En una silla había quedado como abandonado, ensimismado en sus mil vueltas de una simple complicación que se deshacía con un tirón. Con tan sólo jalar de un extremo se llenaba de vida, danzaba sobre su eje variando de intensidad y de tamaño.
De pronto se desliza y cae de arriba de la silla, da un golpe esponjoso rebotando levemente y comienza a girar en línea recta dejando una huella de color tras su paso. Choca contra la pata de otra silla, se desvía, se enreda y se tumba en una curva prolongada que le da la vuelta a la mesa redonda de roble del comedor.
Se abre la puerta y entra Rodolfo. Lentamente camina, va hacia la silla, lo busca. No encuentra nada y comienza a buscar como extrañado, perdido en el sin número de cuadros que conformaban las baldosas. Y allí estaba en un rincón, entre la canasta y las revistas apiladas, como riendo luego de haber danzado en libertad sin que nadie lo viera ni tratara de detenerlo.
Rodolfo lo había encontrado y aún con la mirada perdida lo observaba como quien mira lastimoso a quien lo ha traicionado. Permaneció allí un tiempo inmutable, dio unas vueltas como buscando ayuda y en un arranque de valentía lo tocó. Lo rozó, trataba de sacarlo de ese encierro absurdo, de ese lugar que no le pertenecía, de ese sitio que todavía él no comprendía cómo lo poseía. Su silla estaba vacía, y allí estaban lidiando por el retorno.
Pasaron unos minutos en los cuales por fin Rodolfo había podido librarlo del encierro, lentamente con sutiles movimientos lo regresó a la libertad de las mil vueltas y así juntos se enredaron tras unas cuantas corridas entre pelos amarillos, blancos y estelas de color fucsia.
Desde la cocina se escuchaba reiterativamente, una voz que insistente aclamaba:
- ¡Rodolfo!, ¡Rodolfooo!

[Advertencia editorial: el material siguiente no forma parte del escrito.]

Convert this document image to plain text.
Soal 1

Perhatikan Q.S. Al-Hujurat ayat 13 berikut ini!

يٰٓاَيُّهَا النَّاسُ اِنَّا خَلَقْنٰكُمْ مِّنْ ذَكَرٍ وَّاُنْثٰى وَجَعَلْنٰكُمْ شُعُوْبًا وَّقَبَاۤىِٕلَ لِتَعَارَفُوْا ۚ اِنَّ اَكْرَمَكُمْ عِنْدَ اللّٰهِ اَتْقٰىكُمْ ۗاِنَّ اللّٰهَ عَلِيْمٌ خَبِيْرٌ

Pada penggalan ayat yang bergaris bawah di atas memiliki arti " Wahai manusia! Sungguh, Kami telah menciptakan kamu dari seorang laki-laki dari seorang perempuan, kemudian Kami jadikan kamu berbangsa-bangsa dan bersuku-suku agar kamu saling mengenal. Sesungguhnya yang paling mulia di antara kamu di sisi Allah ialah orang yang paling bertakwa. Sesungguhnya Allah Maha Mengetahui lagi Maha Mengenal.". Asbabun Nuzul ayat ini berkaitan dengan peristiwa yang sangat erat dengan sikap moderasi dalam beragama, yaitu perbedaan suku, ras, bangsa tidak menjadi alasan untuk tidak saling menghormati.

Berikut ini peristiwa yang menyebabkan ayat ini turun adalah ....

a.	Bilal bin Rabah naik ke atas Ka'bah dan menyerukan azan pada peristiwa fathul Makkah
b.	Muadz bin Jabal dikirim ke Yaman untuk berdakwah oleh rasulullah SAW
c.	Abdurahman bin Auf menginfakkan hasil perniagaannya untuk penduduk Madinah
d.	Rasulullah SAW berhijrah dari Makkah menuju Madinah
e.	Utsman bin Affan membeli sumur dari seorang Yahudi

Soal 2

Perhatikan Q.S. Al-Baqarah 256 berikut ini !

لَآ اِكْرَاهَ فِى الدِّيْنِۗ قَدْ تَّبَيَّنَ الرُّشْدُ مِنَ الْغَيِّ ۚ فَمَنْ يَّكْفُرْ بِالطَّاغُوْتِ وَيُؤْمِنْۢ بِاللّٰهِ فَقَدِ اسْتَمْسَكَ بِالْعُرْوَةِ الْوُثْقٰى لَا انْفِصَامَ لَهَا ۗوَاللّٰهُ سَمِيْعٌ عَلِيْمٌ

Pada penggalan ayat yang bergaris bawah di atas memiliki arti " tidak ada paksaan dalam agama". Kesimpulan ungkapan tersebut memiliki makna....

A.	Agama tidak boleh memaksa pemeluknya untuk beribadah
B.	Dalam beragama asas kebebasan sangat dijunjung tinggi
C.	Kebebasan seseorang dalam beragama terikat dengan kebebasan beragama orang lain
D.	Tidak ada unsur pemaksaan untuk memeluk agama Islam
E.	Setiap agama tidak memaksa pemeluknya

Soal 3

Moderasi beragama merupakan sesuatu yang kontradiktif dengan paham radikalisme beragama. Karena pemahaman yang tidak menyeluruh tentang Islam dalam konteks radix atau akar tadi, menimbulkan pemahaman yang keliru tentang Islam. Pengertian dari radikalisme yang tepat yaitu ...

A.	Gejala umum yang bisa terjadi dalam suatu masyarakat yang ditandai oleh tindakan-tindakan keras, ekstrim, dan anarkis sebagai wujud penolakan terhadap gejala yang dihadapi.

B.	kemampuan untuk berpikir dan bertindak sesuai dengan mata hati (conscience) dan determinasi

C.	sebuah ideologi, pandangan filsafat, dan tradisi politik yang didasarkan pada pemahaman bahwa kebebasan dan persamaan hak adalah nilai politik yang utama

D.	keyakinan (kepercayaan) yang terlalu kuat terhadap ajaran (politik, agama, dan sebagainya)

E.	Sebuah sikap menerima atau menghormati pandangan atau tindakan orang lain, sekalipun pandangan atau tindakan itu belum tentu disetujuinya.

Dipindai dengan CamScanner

Rodooooolfoooo!
Al no obtener respuestas, insistía más tiernamente:
- Rodolfoooo, ¿Rodolfito dónde estás??? ¿Dónde te metiste Rodolfiiitooo?
Y al fin, la puerta del comedor se abrió de par en par y arrastrando las pantuflas con
cintas de raso blanco Carmen entró y allí los vio. Enredados, jugando empecinadamente, girando locos y perdidos sin saber muy bien de qué se trataba todo.
Con los ojos llenos de ternura Carmen levantó a Rodolfo del suelo y mientras lo despojaba de las estelas de lana fucsia le decía:
- Ay Rodolfito, Rodolfito... qué revoltoso que sos!
Así la estela de color se iba desprendiendo del diminuto cuerpo peludo de Rodolfo
acumulándose a los pies de Carmen mientras las patitas de Rodolfo se estiraban como queriendo retornar a la travesía.
Pero unas cuantas caricias en el lomo hacían que olvidara la aventura y se entregara a los mimos y ronroneos que le erizaban los bigotes.
Al fin en la canasta, Rodolfito, el gatito mimoso de la casa de Carmen, miraba como su cariñosa dueña retornaba la estela fucsia a su adorado ovillo esperando que la experiencia de aquella tarde se repitiera; cuando al buscar su ovillo, un sin fin de vueltas lo llevara al rincón de las revistas para terminar extasiado en la canasta acolchonada.